After a tenant was robbed at gunpoint at The Grove and the apartment complex didn’t notify its residents, questions asking why details weren’t shared with tenants started to be asked.
Most complexes didn’t have much of an answer.
The Columbia Police Department always notifies complexes of crimes on their properties, but different landlords have different policies about telling their tenants. Those who aren’t informing their residents leave it to news sources and word of mouth to tell residents.
It isn’t illegal for landlords to withhold that information, but taking another step and informing tenants would not be difficult for complexes. Tenants deserve to be informed of crimes in their own neighborhoods. Hiding it only hurts the landlords’ credibility.
What’s more, the landlords who aren’t informing their residents didn’t give The Maneater the reason behind their policies. Leaving residents in the dark is concerning as it is, but not having a rationale is even more troublesome.
Without any rationale, we could assume landlords aren’t sharing this information in the hopes tenants won’t hear about crimes in their neighborhoods, or simply because nothing requires them to. But when tenants do hear about crimes on their property from friends or news sources, it reflects poorly on landlords. Apartment complexes should be honest with their tenants. It’s best for everyone, tenants and landlords, if they tell residents upfront what’s happening on their property.
When tenants hear about crimes next door, they want to hear about it from their landlords. They want people with the power to prevent crimes from happening to take responsibility and work to keep them from happening again. Disclosing crimes can only help complexes — at first, it might affect their reputations, but in the long run they will gain credibility for being transparent with tenants and the community.
It’s simple: Students are going to hear about crimes in their neighborhoods. It’s best they hear about them from their landlords.
Students and potential residents know Columbia’s apartment complexes aren’t unsafe, and confronting rare crimes is an opportunity to remind students what landlords do to protect them. By being upfront about their reactions to crime, they would also encourage residents to report suspicious activity they see. Making crimes visible on a property can only decrease crime rates — resident awareness could act as a deterrent.
It might not be standard practice for apartment complexes to inform tenants of crimes, but student-focused apartment complexes in Columbia should be held to a higher standard. If they’re going to advertise themselves as “communities” and “student living,” they need to live up to those labels.
Residents of Columbia complexes are often students coming from residence halls, where hall coordinators are upfront with residents about almost everything going on in the building. Apartment complexes in the area have adopted the residence halls’ community feel but haven’t yet reached the Department of Residential Life’s level of transparency.
There’s no downside to being communicative with residents. Seeing landlords react to crimes on their properties will only encourage residents to participate in preventing more crime, and it will earn landlords credibility.

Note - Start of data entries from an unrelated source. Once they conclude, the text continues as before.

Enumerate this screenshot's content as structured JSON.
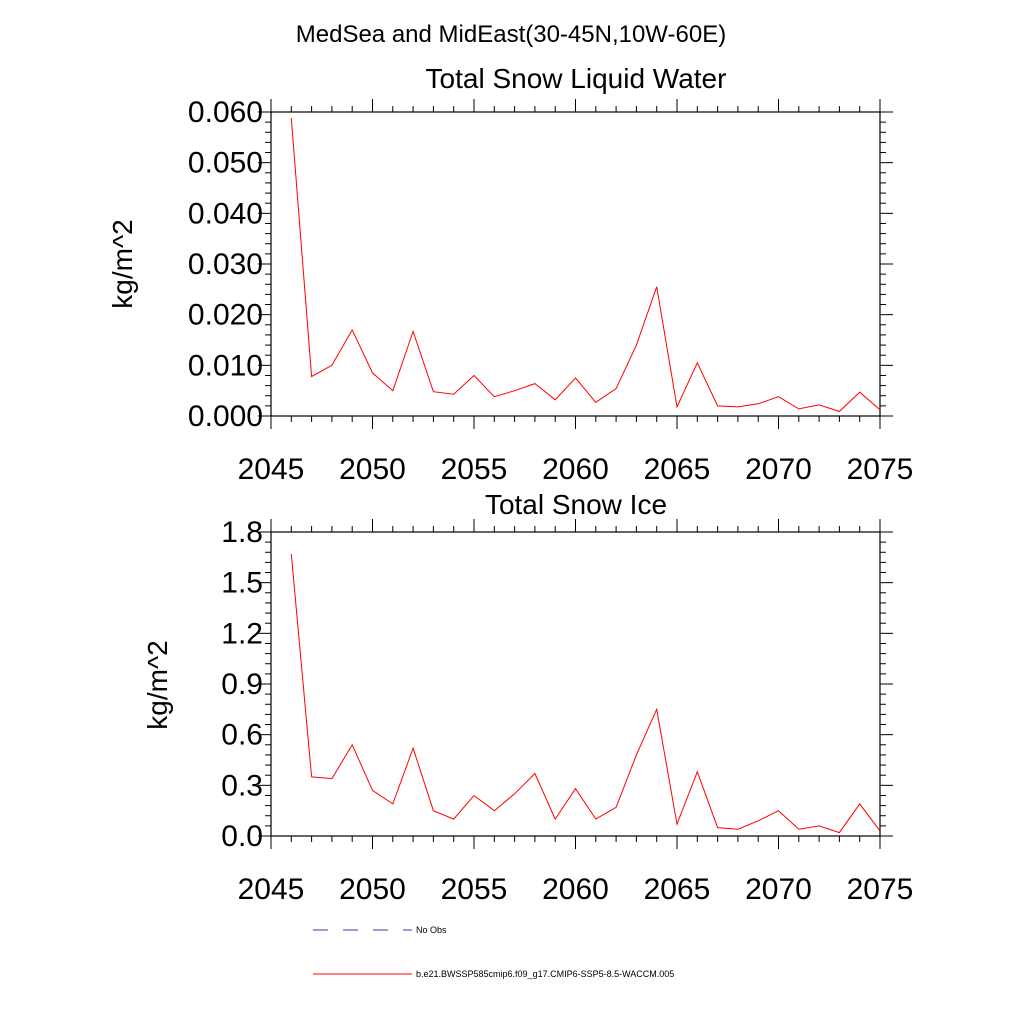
{
  "title": "MedSea and MidEast(30-45N,10W-60E)",
  "chart_data": [
    {
      "type": "line",
      "title": "Total Snow Liquid Water",
      "xlabel": "",
      "ylabel": "kg/m^2",
      "xlim": [
        2045,
        2075
      ],
      "ylim": [
        0,
        0.06
      ],
      "xticks": [
        2045,
        2050,
        2055,
        2060,
        2065,
        2070,
        2075
      ],
      "xtick_labels": [
        "2045",
        "2050",
        "2055",
        "2060",
        "2065",
        "2070",
        "2075"
      ],
      "yticks": [
        0,
        0.01,
        0.02,
        0.03,
        0.04,
        0.05,
        0.06
      ],
      "ytick_labels": [
        "0.000",
        "0.010",
        "0.020",
        "0.030",
        "0.040",
        "0.050",
        "0.060"
      ],
      "series": [
        {
          "name": "b.e21.BWSSP585cmip6.f09_g17.CMIP6-SSP5-8.5-WACCM.005",
          "color": "#ff0000",
          "x": [
            2046,
            2047,
            2048,
            2049,
            2050,
            2051,
            2052,
            2053,
            2054,
            2055,
            2056,
            2057,
            2058,
            2059,
            2060,
            2061,
            2062,
            2063,
            2064,
            2065,
            2066,
            2067,
            2068,
            2069,
            2070,
            2071,
            2072,
            2073,
            2074,
            2075
          ],
          "values": [
            0.0588,
            0.0078,
            0.01,
            0.017,
            0.0085,
            0.005,
            0.0167,
            0.0048,
            0.0043,
            0.008,
            0.0038,
            0.005,
            0.0064,
            0.0032,
            0.0075,
            0.0027,
            0.0054,
            0.014,
            0.0255,
            0.0018,
            0.0105,
            0.002,
            0.0018,
            0.0024,
            0.0038,
            0.0014,
            0.0022,
            0.0009,
            0.0047,
            0.0012
          ]
        }
      ]
    },
    {
      "type": "line",
      "title": "Total Snow Ice",
      "xlabel": "",
      "ylabel": "kg/m^2",
      "xlim": [
        2045,
        2075
      ],
      "ylim": [
        0,
        1.8
      ],
      "xticks": [
        2045,
        2050,
        2055,
        2060,
        2065,
        2070,
        2075
      ],
      "xtick_labels": [
        "2045",
        "2050",
        "2055",
        "2060",
        "2065",
        "2070",
        "2075"
      ],
      "yticks": [
        0,
        0.3,
        0.6,
        0.9,
        1.2,
        1.5,
        1.8
      ],
      "ytick_labels": [
        "0.0",
        "0.3",
        "0.6",
        "0.9",
        "1.2",
        "1.5",
        "1.8"
      ],
      "series": [
        {
          "name": "b.e21.BWSSP585cmip6.f09_g17.CMIP6-SSP5-8.5-WACCM.005",
          "color": "#ff0000",
          "x": [
            2046,
            2047,
            2048,
            2049,
            2050,
            2051,
            2052,
            2053,
            2054,
            2055,
            2056,
            2057,
            2058,
            2059,
            2060,
            2061,
            2062,
            2063,
            2064,
            2065,
            2066,
            2067,
            2068,
            2069,
            2070,
            2071,
            2072,
            2073,
            2074,
            2075
          ],
          "values": [
            1.67,
            0.35,
            0.34,
            0.54,
            0.27,
            0.19,
            0.52,
            0.15,
            0.1,
            0.24,
            0.15,
            0.25,
            0.37,
            0.1,
            0.28,
            0.1,
            0.17,
            0.48,
            0.75,
            0.07,
            0.38,
            0.05,
            0.04,
            0.09,
            0.15,
            0.04,
            0.06,
            0.02,
            0.19,
            0.03
          ]
        }
      ]
    }
  ],
  "legend": {
    "items": [
      {
        "label": "No Obs",
        "color": "#3a3aa0",
        "style": "dashed"
      },
      {
        "label": "b.e21.BWSSP585cmip6.f09_g17.CMIP6-SSP5-8.5-WACCM.005",
        "color": "#ff0000",
        "style": "solid"
      }
    ]
  }
}
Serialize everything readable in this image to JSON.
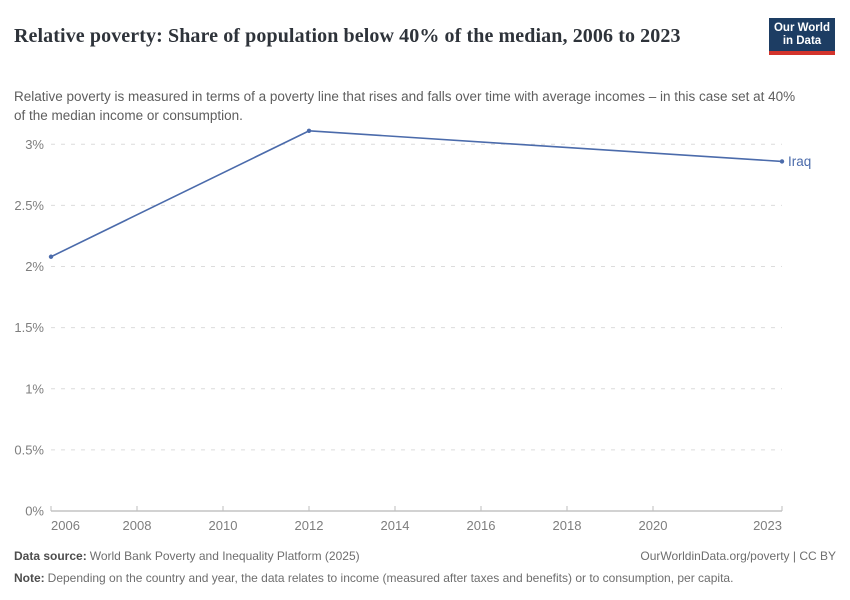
{
  "header": {
    "title": "Relative poverty: Share of population below 40% of the median, 2006 to 2023",
    "subtitle": "Relative poverty is measured in terms of a poverty line that rises and falls over time with average incomes – in this case set at 40% of the median income or consumption.",
    "logo": {
      "line1": "Our World",
      "line2": "in Data",
      "bg_color": "#1d3d63",
      "accent_color": "#d3342c"
    }
  },
  "chart_data": {
    "type": "line",
    "title": "Relative poverty: Share of population below 40% of the median, 2006 to 2023",
    "xlabel": "",
    "ylabel": "",
    "xlim": [
      2006,
      2023
    ],
    "ylim": [
      0,
      3.3
    ],
    "grid": "horizontal-dashed",
    "legend_position": "end-of-line-label",
    "x_ticks": [
      2006,
      2008,
      2010,
      2012,
      2014,
      2016,
      2018,
      2020,
      2023
    ],
    "y_ticks": [
      0,
      0.5,
      1,
      1.5,
      2,
      2.5,
      3
    ],
    "y_tick_labels": [
      "0%",
      "0.5%",
      "1%",
      "1.5%",
      "2%",
      "2.5%",
      "3%"
    ],
    "series": [
      {
        "name": "Iraq",
        "color": "#4b6bab",
        "x": [
          2006,
          2012,
          2023
        ],
        "values": [
          2.08,
          3.11,
          2.86
        ]
      }
    ]
  },
  "colors": {
    "axis_line": "#a5a5a5",
    "axis_tick": "#bdbdbd",
    "gridline": "#dcdcdc",
    "tick_label": "#7e7e7e"
  },
  "footer": {
    "datasource_label": "Data source:",
    "datasource_value": "World Bank Poverty and Inequality Platform (2025)",
    "rights": "OurWorldinData.org/poverty | CC BY",
    "note_label": "Note:",
    "note_value": "Depending on the country and year, the data relates to income (measured after taxes and benefits) or to consumption, per capita."
  }
}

Most residents would probably rather receive emails from their landlord about crimes than hear about them secondhand.
Apartment complexes missed an opportunity to address this proactively, but that doesn’t mean they shouldn’t implement a new policy now. It won’t take much to inform residents, and ultimately it won’t affect a complex’s reputation or the housing demand from students.
Ignorance isn’t bliss in this situation. Informing tenants will hold landlords accountable, act as an incentive to take action and make tenants feel safer knowing they’re not being kept in the dark. Columbia will never be rid of crimes, but with a little more transparency landlords could start to reduce them on their properties.